Boot into Safe Mode/Safe Mode with Networking

Windows XP/7/Vista

  1. Restart your computer and start tapping F8 on your keyboard.
  2. Select Safe Mode or Safe Mode with Networking using arrow keys in the Advanced Boot Options menu and press Enter.

Windows 8/8.1

  1. At the login screen, hold the Shift key, click Power, and click Restart.
  2. Under Choose an option, click Troubleshoot.
  3. Click Advanced options.
  4. Click Startup Settings.
  5. Click the Restart button.
  6. Press F4 (Safe Mode) or F5 (Safe Mode with Networking) on your keyboard.

Windows 10

  1. Launch Settings from the Start menu.
  2. Click Update & Security.
  3. Move to Recovery and click Restart now.
  4. Click Troubleshoot.
  5. Click Advanced Options.
  6. Click Startup Settings.
  7. Click Restart.
  8. Press 4 (Safe Mode) or 5 (Safe Mode with Networking).

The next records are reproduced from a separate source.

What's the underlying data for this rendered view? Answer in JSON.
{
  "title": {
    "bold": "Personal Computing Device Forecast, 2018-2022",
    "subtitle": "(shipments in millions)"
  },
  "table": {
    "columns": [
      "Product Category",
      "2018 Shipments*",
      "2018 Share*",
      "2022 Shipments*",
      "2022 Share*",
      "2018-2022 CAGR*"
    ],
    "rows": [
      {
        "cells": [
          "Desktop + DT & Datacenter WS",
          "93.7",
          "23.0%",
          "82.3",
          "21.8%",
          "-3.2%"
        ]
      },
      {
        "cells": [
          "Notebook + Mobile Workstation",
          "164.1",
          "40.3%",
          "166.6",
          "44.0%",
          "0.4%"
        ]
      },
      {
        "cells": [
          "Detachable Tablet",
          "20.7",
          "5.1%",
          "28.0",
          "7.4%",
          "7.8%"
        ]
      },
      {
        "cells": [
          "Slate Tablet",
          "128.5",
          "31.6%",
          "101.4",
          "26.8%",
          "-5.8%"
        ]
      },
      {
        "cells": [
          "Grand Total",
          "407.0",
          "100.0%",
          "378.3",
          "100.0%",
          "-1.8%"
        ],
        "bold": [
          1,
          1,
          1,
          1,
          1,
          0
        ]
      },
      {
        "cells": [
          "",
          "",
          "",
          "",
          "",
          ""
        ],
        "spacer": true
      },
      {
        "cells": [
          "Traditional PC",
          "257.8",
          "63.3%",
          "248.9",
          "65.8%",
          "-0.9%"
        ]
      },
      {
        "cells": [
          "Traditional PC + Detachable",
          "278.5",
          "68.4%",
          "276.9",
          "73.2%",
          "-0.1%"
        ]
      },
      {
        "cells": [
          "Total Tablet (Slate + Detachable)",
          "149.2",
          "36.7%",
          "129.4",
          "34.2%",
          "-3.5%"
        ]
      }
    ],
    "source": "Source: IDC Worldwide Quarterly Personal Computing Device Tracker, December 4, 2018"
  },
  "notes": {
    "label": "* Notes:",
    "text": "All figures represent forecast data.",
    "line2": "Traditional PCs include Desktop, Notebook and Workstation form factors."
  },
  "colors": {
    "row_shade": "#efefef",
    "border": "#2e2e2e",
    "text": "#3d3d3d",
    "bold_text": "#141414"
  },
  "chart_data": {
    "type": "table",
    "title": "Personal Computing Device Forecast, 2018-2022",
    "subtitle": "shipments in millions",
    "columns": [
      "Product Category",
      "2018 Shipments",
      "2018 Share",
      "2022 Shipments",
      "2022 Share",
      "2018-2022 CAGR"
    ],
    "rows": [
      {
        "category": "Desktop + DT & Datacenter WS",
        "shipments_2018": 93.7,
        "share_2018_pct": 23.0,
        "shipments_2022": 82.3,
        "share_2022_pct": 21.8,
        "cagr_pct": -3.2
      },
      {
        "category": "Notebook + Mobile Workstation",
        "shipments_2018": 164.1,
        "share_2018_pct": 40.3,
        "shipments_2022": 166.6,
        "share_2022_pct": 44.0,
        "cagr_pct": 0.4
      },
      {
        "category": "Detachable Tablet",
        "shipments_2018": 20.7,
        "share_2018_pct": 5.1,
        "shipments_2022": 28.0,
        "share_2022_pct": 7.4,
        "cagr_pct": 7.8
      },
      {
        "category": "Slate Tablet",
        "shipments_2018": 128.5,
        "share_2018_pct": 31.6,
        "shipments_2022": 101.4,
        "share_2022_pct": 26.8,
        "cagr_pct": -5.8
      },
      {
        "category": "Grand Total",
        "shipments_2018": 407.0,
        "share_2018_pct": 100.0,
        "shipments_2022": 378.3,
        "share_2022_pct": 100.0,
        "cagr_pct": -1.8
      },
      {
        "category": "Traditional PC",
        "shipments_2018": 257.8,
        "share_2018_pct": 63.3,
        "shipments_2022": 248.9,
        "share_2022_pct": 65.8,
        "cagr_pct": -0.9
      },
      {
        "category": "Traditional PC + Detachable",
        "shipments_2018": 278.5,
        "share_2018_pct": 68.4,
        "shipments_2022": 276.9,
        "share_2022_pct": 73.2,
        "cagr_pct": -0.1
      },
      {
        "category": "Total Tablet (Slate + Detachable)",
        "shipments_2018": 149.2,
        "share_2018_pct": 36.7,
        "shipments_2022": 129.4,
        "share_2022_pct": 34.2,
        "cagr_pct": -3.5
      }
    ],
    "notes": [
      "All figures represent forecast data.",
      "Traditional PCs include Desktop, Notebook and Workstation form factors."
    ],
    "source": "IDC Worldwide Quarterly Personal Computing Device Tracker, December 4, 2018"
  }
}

Delete entries and files representing WantMoney Ransomware

  1. Press Win+R.
  2. Type regedit.exe in the command line and click OK.
  3. Open HKEY_LOCAL_MACHINE\SOFTWARE\Wow6432Node\Microsoft\Windows\CurrentVersion\Run and find the Want Money Value.
  4. Open the directory it points to and delete the main file of the ransomware infection.
  5. Delete the Want Money Value in the Run registry key (HKEY_LOCAL_MACHINE\SOFTWARE\Wow6432Node\Microsoft\Windows\CurrentVersion\Run).
  6. Delete all entries listed below one by one:
  • HKEY_LOCAL_MACHINE\SOFTWARE\Classes\.WantMoney1
  • HKEY_LOCAL_MACHINE\SOFTWARE\Classes\.WantMoney2
  • HKEY_LOCAL_MACHINE\SOFTWARE\Classes\.WantMoney3
  • HKEY_LOCAL_MACHINE\SOFTWARE\Classes\.WantMoney4
  • HKEY_LOCAL_MACHINE\SOFTWARE\Classes\.WantMoney5
  • HKEY_LOCAL_MACHINE\SOFTWARE\Classes\.WantMoney6
  • HKEY_LOCAL_MACHINE\SOFTWARE\Classes\.WantMoney7
  • HKEY_LOCAL_MACHINE\SOFTWARE\Classes\.WantMoney8
  • HKEY_LOCAL_MACHINE\SOFTWARE\Classes\.WantMoney9
  • HKEY_LOCAL_MACHINE\SOFTWARE\Classes\.WantMoney10
  • HKEY_LOCAL_MACHINE\SOFTWARE\Classes\.WantMoney11
  • HKEY_LOCAL_MACHINE\SOFTWARE\Classes\.WantMoney12
  • HKEY_LOCAL_MACHINE\SOFTWARE\Classes\.WantMoney13
  • HKEY_LOCAL_MACHINE\SOFTWARE\Classes\.WantMoney14
  • HKEY_LOCAL_MACHINE\SOFTWARE\Classes\.WantMoney15
  • HKEY_LOCAL_MACHINE\SOFTWARE\Classes\.WantMoney16
  • HKEY_LOCAL_MACHINE\SOFTWARE\Classes\.WantMoney17
  • HKEY_LOCAL_MACHINE\SOFTWARE\Classes\.WantMoney18
  • HKEY_LOCAL_MACHINE\SOFTWARE\Classes\.WantMoney19
  • HKEY_LOCAL_MACHINE\SOFTWARE\Classes\.WantMoney20
  • HKEY_LOCAL_MACHINE\SOFTWARE\Classes\.WantMoney21
  • HKEY_LOCAL_MACHINE\SOFTWARE\Classes\.WantMoney22
  • HKEY_LOCAL_MACHINE\SOFTWARE\Classes\.WantMoney23
  • HKEY_LOCAL_MACHINE\SOFTWARE\Classes\.WantMoney24
  • HKEY_LOCAL_MACHINE\SOFTWARE\Classes\.WantMoney25
  • HKEY_LOCAL_MACHINE\SOFTWARE\Classes\.WantMoney26
  • HKEY_LOCAL_MACHINE\SOFTWARE\Classes\.WantMoney27
  • HKEY_LOCAL_MACHINE\SOFTWARE\Classes\.WantMoney28
  • HKEY_LOCAL_MACHINE\SOFTWARE\Classes\.WantMoney29
  • HKEY_LOCAL_MACHINE\SOFTWARE\Classes\.WantMoney30
  1. Close Registry Editor and open Explorer (Win+E).
  2. Delete Want Money.lnk from these directories:
  • %ALLUSERSPROFILE%\Start Menu\Programs\Startup
  • %APPDATA%\Microsoft\Windows\Start Menu\Programs\Startup
  • %USERPROFILE%\Microsoft\Windows\Start Menu\Programs\Startup
  • %ALLUSERSPROFILE%\Microsoft\Windows\Start Menu\Programs\Startup
  • %ALLUSERSPROFILE%\Application Data\Microsoft\Windows\Start Menu\Programs\Startup
  1. Open %USERPROFILE%\Desktop.
  2. Remove _Want Money_.bmp and _Want Money_.txt.
  3. Go to %HOMEDRIVE%.
  4. Remove _Want Money_.bmp and _Want Money_.txt.
  5. Empty Trash.

In non-techie terms:

WantMoney Ransomware is a harmful malicious application whose entrance never goes unnoticed. If this threat ever infiltrates your computer, you will find a bunch of your files locked, a new image set as a Desktop Wallpaper, a window opened on your screen, and a new .txt file created. Just like similar threats, this malicious application also wants users’ money, but you should not send a cent to crooks behind it. What you should definitely do is to delete this ransomware infection fully as soon as possible. It is one of those sophisticated threats that make a bunch of notifications on users’ computers, so you will surely need to put some effort into its removal.